Joan removes her runners and socks, tipping out the sand and placing the socks carefully back into her shoes. She peels off her tights and singlet, folding them neatly on top of the shoes. Her skin is free and breathes in the ocean air. The wind is always a little cooler coming off the water than at home. She runs from the sand to the water, kicking her legs out to the side from her knees as she meets the water, like they taught her to in Nippers life saving. Reaching waist-deep, she dives into a small, unbroken wave. The water is clear, quiet. The wave rolls over her and moves towards the shore. Breaking the surface she begins to paddle out further, duckdiving beneath the waves like a mermaid, flicking her feet behind her and feeling the water stream through her open fingers. She swims until she is out past the break. The surfers are further down along the beach where the small swell is peaking. Longboarders tiptoe along their boards, older men with bellies hanging out and wet little ponytails dripping down their necks. The water gives Joan goosebumps, but she knows her body will adjust soon, like the surfers without wetties. Joan wades the water, feeling it move between her arms and legs, wiggling her toes to keep them warm as the ocean bobs her lightly. Chunks of dark seaweed sit still and flat on the bottom of the ocean bed like stingrays.
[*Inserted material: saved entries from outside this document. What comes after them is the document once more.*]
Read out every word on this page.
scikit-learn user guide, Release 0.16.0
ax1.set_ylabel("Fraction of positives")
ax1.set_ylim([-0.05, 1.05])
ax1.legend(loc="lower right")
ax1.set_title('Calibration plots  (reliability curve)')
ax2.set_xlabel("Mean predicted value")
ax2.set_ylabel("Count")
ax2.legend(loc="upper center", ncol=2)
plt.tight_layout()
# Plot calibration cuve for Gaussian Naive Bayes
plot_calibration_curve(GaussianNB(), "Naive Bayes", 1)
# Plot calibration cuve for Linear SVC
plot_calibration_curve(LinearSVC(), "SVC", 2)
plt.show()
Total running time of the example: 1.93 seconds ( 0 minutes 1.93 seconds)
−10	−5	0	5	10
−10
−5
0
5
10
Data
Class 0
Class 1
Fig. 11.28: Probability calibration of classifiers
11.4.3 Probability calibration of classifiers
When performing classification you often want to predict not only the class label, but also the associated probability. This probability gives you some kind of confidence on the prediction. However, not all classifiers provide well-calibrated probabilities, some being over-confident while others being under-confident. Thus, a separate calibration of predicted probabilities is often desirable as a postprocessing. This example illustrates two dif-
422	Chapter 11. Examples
It reminds Joan of floating in the dinghy with her dad and brother at the inlet when they were kids. Giant stingrays, as big as the blow-up boat, glided underneath them as Joan and her brother shrieked and hung their heads over the side to get a closer look. Their reflections stared back at them showing their hat strings tied underneath their chins and pink zinc on their nose. The sun and water were warm and there were sandwiches waiting for them back on the beach. When the stingrays had passed, their dad had picked them up, one in each arm, and threatened to throw them overboard so they can tow the boat back to shore. They kicked and wriggled and squealed louder. Eventually, their dad had braved the stingrays, saving them all and delivering the sandwiches. Joan had thought the stingrays were giants – she had never seen them that big before, nor had she seen them since. She loved those beach days, hot and lazy in the blue beach tent, held down with bags of sand. Her mum biting into the skin of an orange and peeling it for her as Joan sat between her legs. Nothing had tasted so good before that first orange of the day.
Wading the water now, looking across the ocean to where the blue meets the sky, Joan wonders if her brother can remember those days. Couldn’t he find happiness and joy in the nostalgia of their childhood? Wasn’t it enough to pull him back from the dark times? Letting out her breath, Joan begins to sink, blowing out bubbles of air as she descends, until she hits the bottom. The salt stings her open eyes but not enough to close them. It’s a familiar feeing, that sting. She looks around the bottom of the ocean, in the blurry, never-ending blueness. It’s quiet down there, peaceful. Unable to hold her breath any longer, she kicks off from the sand, feeling the ripples of pattern like the corrugation on the dirt roads, and breaks the surface, taking in a raspy breath. She blinks the salt water from her eyes and it runs down her cheeks as if she is crying. She pictures the giant stingrays gliding through the water, and begins to swim back to shore.